Filed under: Comment, Uncategorized | Tags: banking, Barack Obama, financial crisis, G20, Gordon Brown, London Summit, Nicolas Sarkozy, tax havens, UBS
Andrew F. Cooper CIGI Associate Director and Distinguished Fellow
From the London Summit Media Centre
Offshore financial centres (or tax havens) did not cause the financial crisis. But tax havens have become one of the prime targets of the G20 in its efforts to deal with the global economic meltdown. Although there are some differences in the means to do so, the accelerating offensive against tax havens has bridged the trans-Atlantic divide that has defined the London Summit on so many other issues.
The US has become far less tolerant of tax havens in the wake of the UBS scandal, in which Swiss banking officials stand accused of facilitating tax evasion by US citizens. During the presidential campaign, Mr. Obama often cited frustration on tax havens, often referring to a single office building in the Cayman Islands that houses 12,000 US-based corporations. The UK – facing a marked decline in the role of London as a financial hub – is trying to repatriate some of the big pools of money not only from tax evaders but tax avoiders (with Labour Prime Minister Gordon Brown pledging to have Briton’s pay the ‘right amount of tax’). Germany has mounted a concerted drive against the culture of secrecy found in Liechtenstein, especially when so many rich Germans have taken advantage of that secrecy. And French President Nicolas Sarkozy has stated a successful outcome relating to the regulation of tax havens one of his ‘red line’ in which the G20 summit must deliver results.

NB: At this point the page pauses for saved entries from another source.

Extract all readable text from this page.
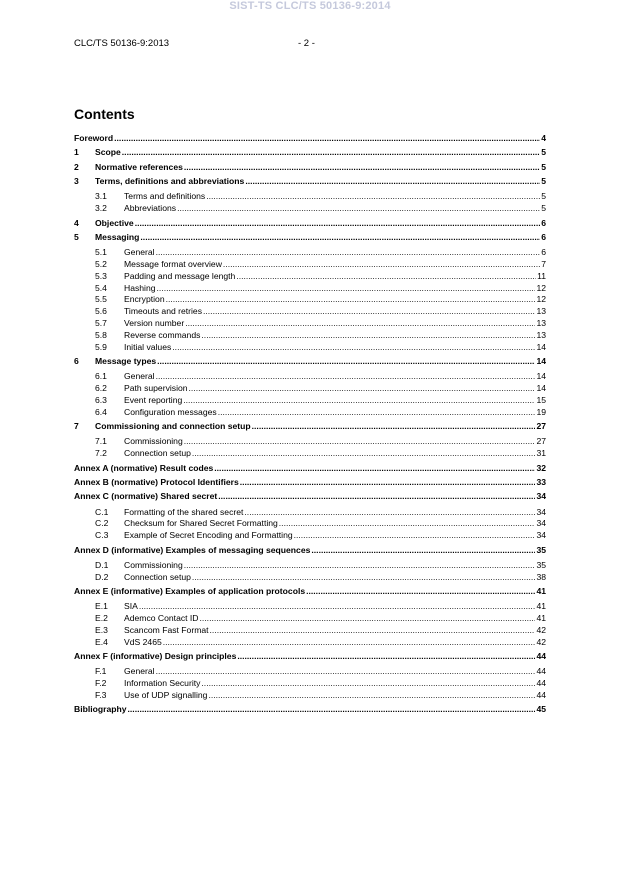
SIST-TS CLC/TS 50136-9:2014
CLC/TS 50136-9:2013	- 2 -
Contents
Foreword .....	4
1	Scope .....	5
2	Normative references .....	5
3	Terms, definitions and abbreviations .....	5
3.1	Terms and definitions .....	5
3.2	Abbreviations .....	5
4	Objective .....	6
5	Messaging .....	6
5.1	General .....	6
5.2	Message format overview .....	7
5.3	Padding and message length .....	11
5.4	Hashing .....	12
5.5	Encryption .....	12
5.6	Timeouts and retries .....	13
5.7	Version number .....	13
5.8	Reverse commands .....	13
5.9	Initial values .....	14
6	Message types .....	14
6.1	General .....	14
6.2	Path supervision .....	14
6.3	Event reporting .....	15
6.4	Configuration messages .....	19
7	Commissioning and connection setup .....	27
7.1	Commissioning .....	27
7.2	Connection setup .....	31
Annex A (normative) Result codes .....	32
Annex B (normative) Protocol Identifiers .....	33
Annex C (normative) Shared secret .....	34
C.1	Formatting of the shared secret .....	34
C.2	Checksum for Shared Secret Formatting .....	34
C.3	Example of Secret Encoding and Formatting .....	34
Annex D (informative) Examples of messaging sequences .....	35
D.1	Commissioning .....	35
D.2	Connection setup .....	38
Annex E (informative) Examples of application protocols .....	41
E.1	SIA .....	41
E.2	Ademco Contact ID .....	41
E.3	Scancom Fast Format .....	42
E.4	VdS 2465 .....	42
Annex F (informative) Design principles .....	44
F.1	General .....	44
F.2	Information Security .....	44
F.3	Use of UDP signalling .....	44
Bibliography .....	45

The issue of tax havens as viewed through the lens of efficiency has become one of the unanticipated markers of the success of the G20. At the first Washington DC summit in November 2008, Sarkozy lamented the lack of success in this agenda area. Yet, as pushed by the Paris-based OECD, the G20 has moved to send a strong signal to those tax havens which have refused to sign tax information exchange deals. It appears as though a ‘naming and shaming’ approach will lead to eventual sanctions on states that don’t enter into tax sharing agreements.
If a sign of efficient action, however, the issue of tax havens raises the question of legitimacy. Can the G20 not only speak for the rest of the world but impose its will on countries that do not belong to the group. The G20 is arguably over-represented by European countries – to the point where the Czech Republic and Spain have hung on their spots from the Washington DC meeting. But it is quite striking that the countries targeted as tax havens in Europe (not just the small principalities such as Liechtenstein, Luxembourg) and Monaco but middle sized countries including Austria, Belgium and Switzerland are not included.
The question of legitimacy is even more pronounced in the case of the Caribbean, where many of the best known tax havens are located. As noted this type of niche highlights some of the defects associated of the shadow economy. The Cayman Island’s for example have more registered businesses than citizens. Yet, targeting developing countries contributes to other anomalies. While the offshore has been targeted their onshore competitors (most notably, the US state of Delaware) has been left alone. Nor has there been any move to have Caribbean regional representation akin to ASEAN or the African Union.
The site for individual or collective voice on this issue, therefore, turns away from the G20 to another forum – the Summit of the Americas, to be held in Trinidad and Tobago in two weeks time.
Disclaimer: This blog is solely intended to spur discussion, while the opinions expressed are those of the author(s) and do not necessarily reflect the views of CIGI, Chatham House or their respective Boards of Directors.